The process is transparent, explainable and well-documented. This provides you with a clear justification when questions such as, ‘How did you use data analysis to ease your legal task of enforcing housing fraud?’ are asked afterwards. An important principle in using data analyses is that the actions of people are always paramount. A suspicious profile does not make a criminal, and a suspicious object does not mean that criminal activities are actually taking place. Data analyses only have a signalling and advisory function. The human touch always follows an analysis (such as an in-depth investigation) before a decision is made. In this specific example, twenty of the eighty buildings were selected by the team after in-depth investigation. The data relating to the other buildings was immediately destroyed. The municipality inspected twenty premises, and nineteen of those premises involved some form of housing fraud.’
What has Viacryp’s service made possible that could not have been done otherwise?

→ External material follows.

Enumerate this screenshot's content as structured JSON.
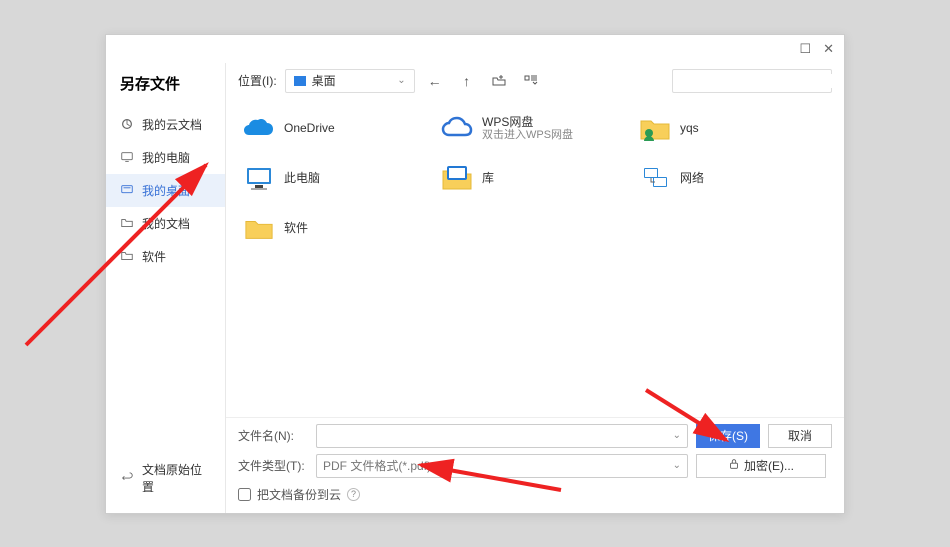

‘Twenty years ago, data was not as important as it is today. Nor was privacy as high on the agenda. As the importance of data has grown, privacy has become a weighty component, and rightly so. A great deal is still possible, as long as you remove the ‘who’ from the data. Moreover, in 99% of cases, you do not need those personal details at all, and you can use data analyses with pseudonymised data, so without using traceable personal details. These analyses would not be allowed if we were to use identifiable personal data. Viacryp’s pseudonymisation service is therefore the way to leverage the potential of data analytics while protecting personal data.’